Tây Côn Lĩnh est le point culminant de tout le massif du Nord-Est vietnamien. On le surnomme d’ailleurs le Toit du Nord-Est. Sa chaîne s’étire sur les districts de Hoàng Su Phì et Vị Xuyên. Ces deux districts appartiennent à l’ancienne province de Hà Giang. Depuis la réforme administrative de 2025, elle est rattachée à la province de Tuyên Quang. Les guides locaux continuent toutefois d’utiliser le nom « Hà Giang ». Ce nom reste associé à la célèbre boucle à moto de la région.

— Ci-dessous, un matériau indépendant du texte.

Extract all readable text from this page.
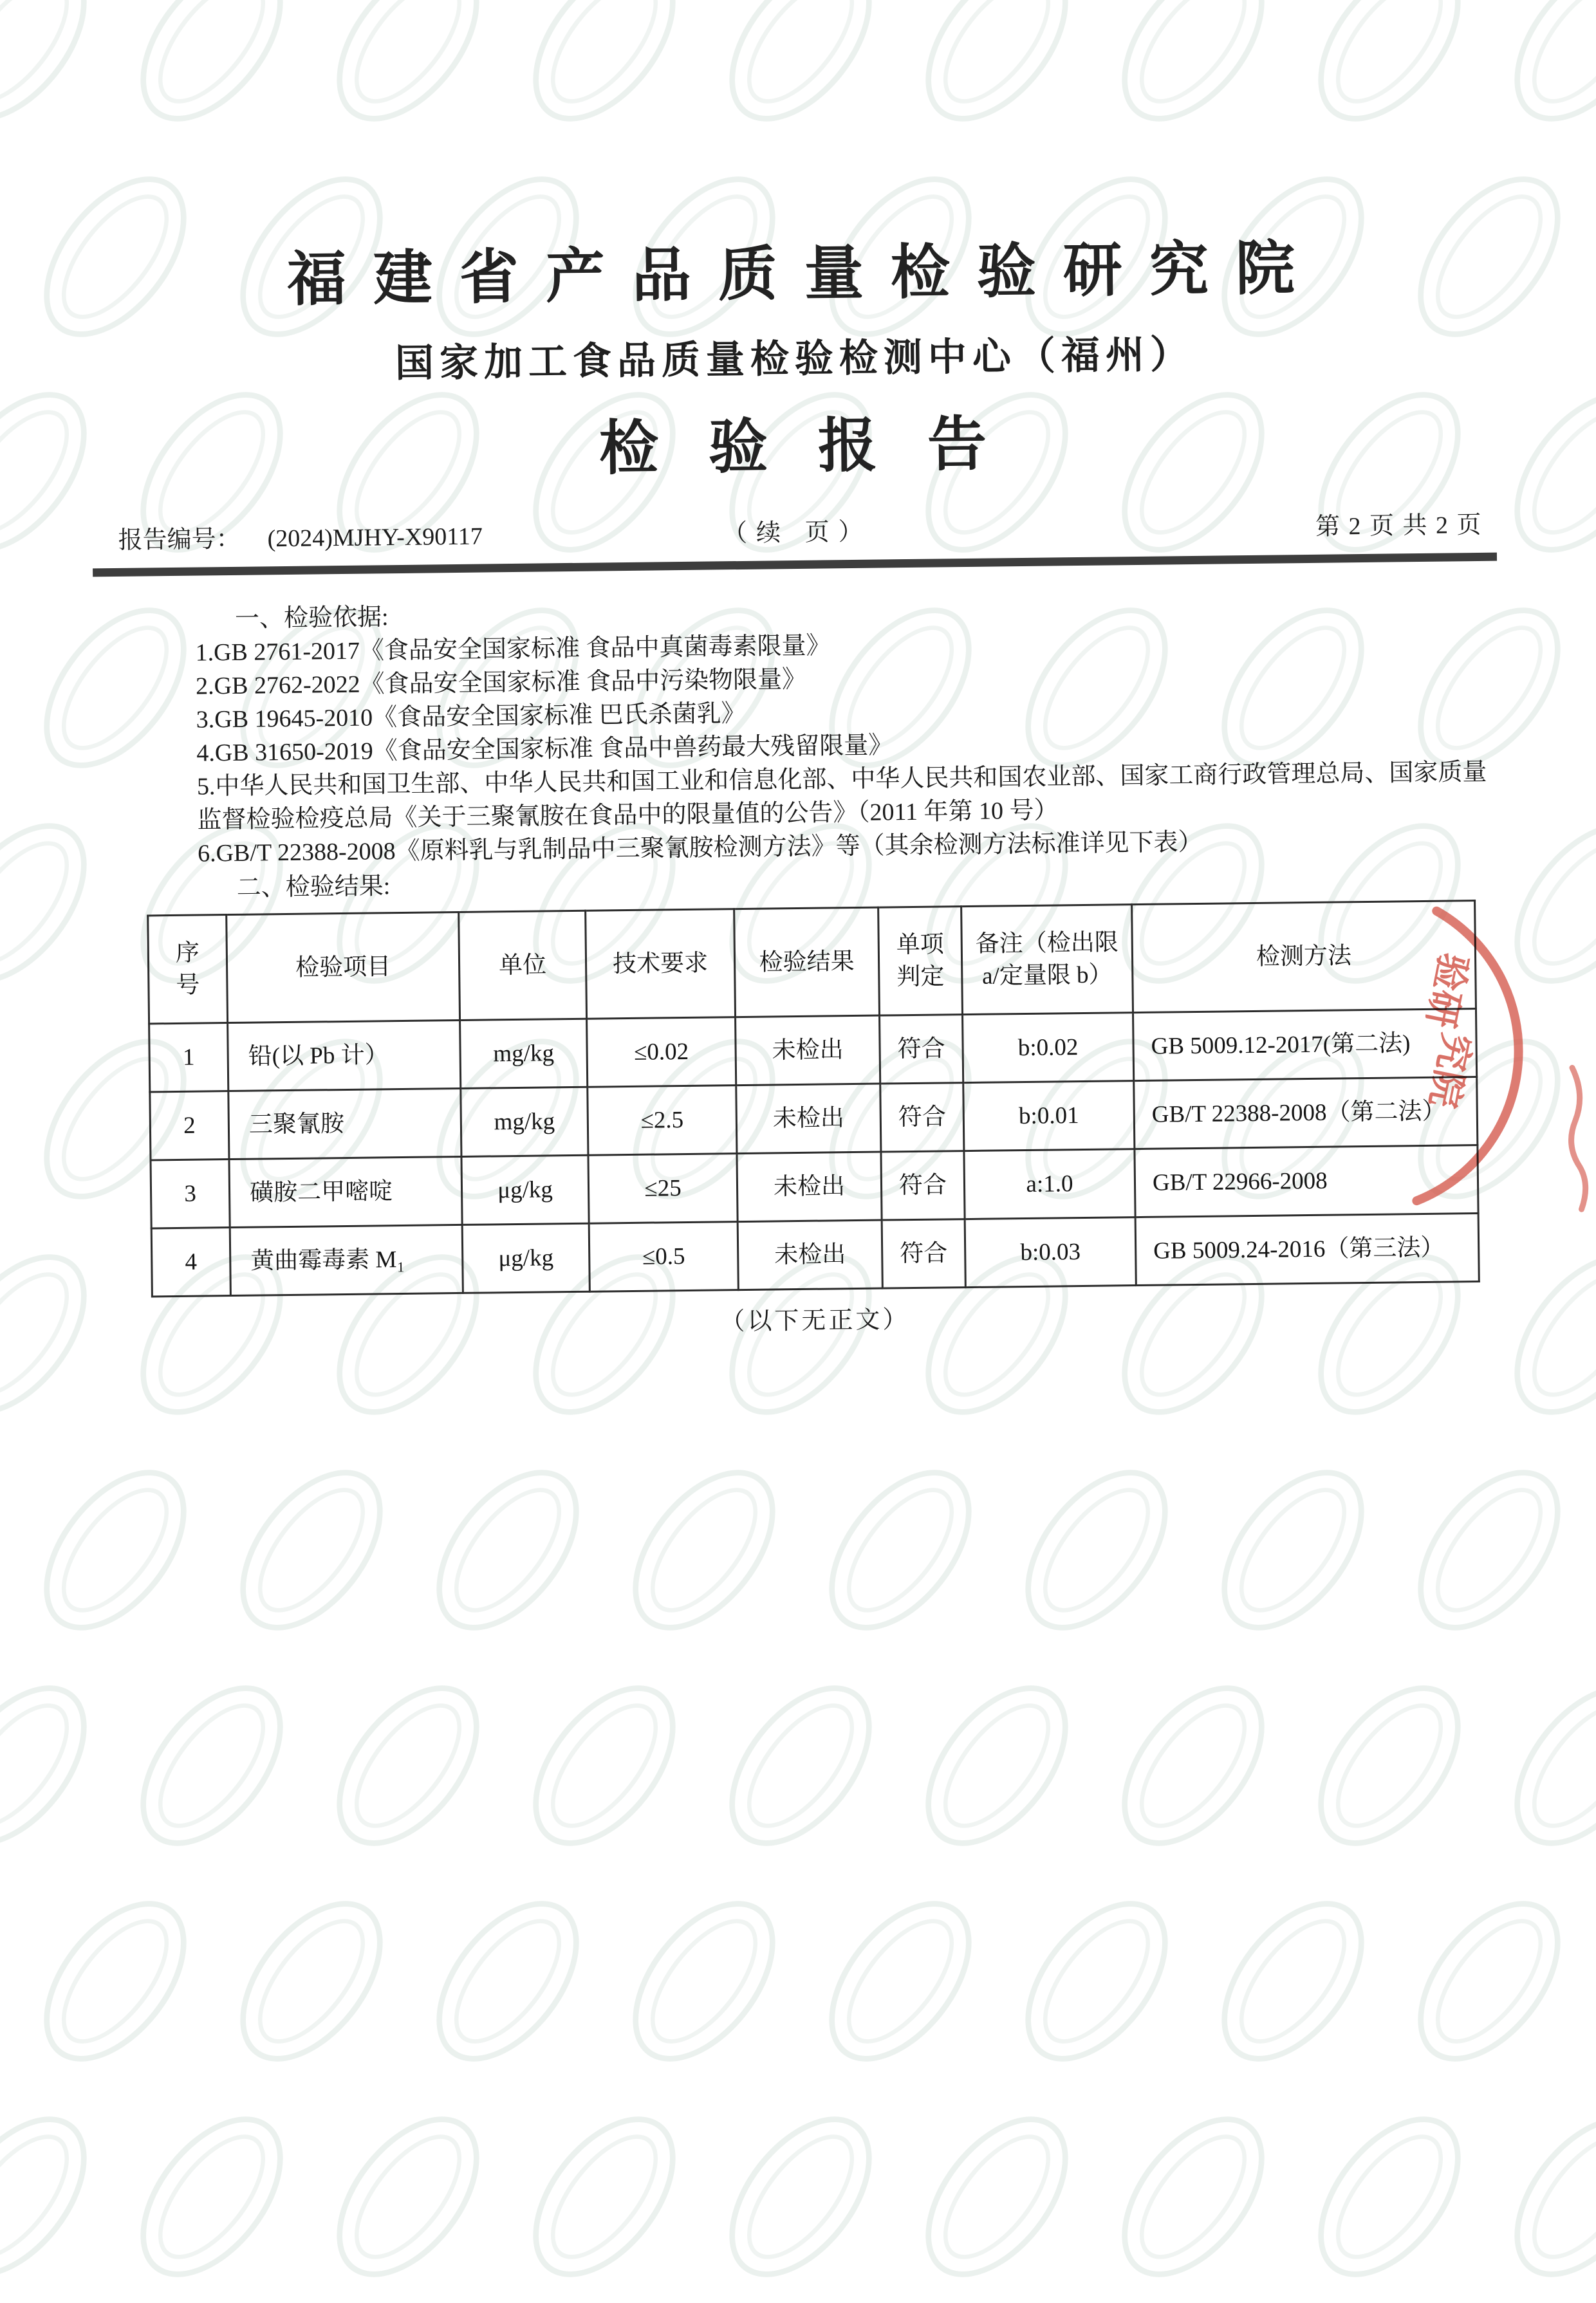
福建省产品质量检验研究院
国家加工食品质量检验检测中心（福州）
检验报告
报告编号： (2024)MJHY-X90117	（续 页）	第 2 页 共 2 页

一、检验依据:

1.GB 2761-2017《食品安全国家标准 食品中真菌毒素限量》

2.GB 2762-2022《食品安全国家标准 食品中污染物限量》

3.GB 19645-2010《食品安全国家标准 巴氏杀菌乳》

4.GB 31650-2019《食品安全国家标准 食品中兽药最大残留限量》

5.中华人民共和国卫生部、中华人民共和国工业和信息化部、中华人民共和国农业部、国家工商行政管理总局、国家质量监督检验检疫总局《关于三聚氰胺在食品中的限量值的公告》（2011 年第 10 号）

6.GB/T 22388-2008《原料乳与乳制品中三聚氰胺检测方法》等（其余检测方法标准详见下表）

二、检验结果:
序号	检验项目	单位	技术要求	检验结果	单项判定	备注（检出限 a/定量限 b）	检测方法
1	铅(以 Pb 计）	mg/kg	≤0.02	未检出	符合	b:0.02	GB 5009.12-2017(第二法)
2	三聚氰胺	mg/kg	≤2.5	未检出	符合	b:0.01	GB/T 22388-2008（第二法）
3	磺胺二甲嘧啶	μg/kg	≤25	未检出	符合	a:1.0	GB/T 22966-2008
4	黄曲霉毒素 M₁	μg/kg	≤0.5	未检出	符合	b:0.03	GB 5009.24-2016（第三法）
（以下无正文）
验研
究院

À 2428 mètres d’altitude, la montagne change de visage à mesure qu’on grimpe. En bas, c’est la jungle tropicale humide. En haut, un climat tempéré et frais, souvent noyé dans la brume. Entre les deux, une végétation spectaculaire : forêts primaires en plusieurs strates, arbres centenaires couverts de mousse, plantations sauvages de thé Shan Tuyết vieilles de plusieurs siècles, tapis de cardamome et rhododendrons en fleurs au printemps.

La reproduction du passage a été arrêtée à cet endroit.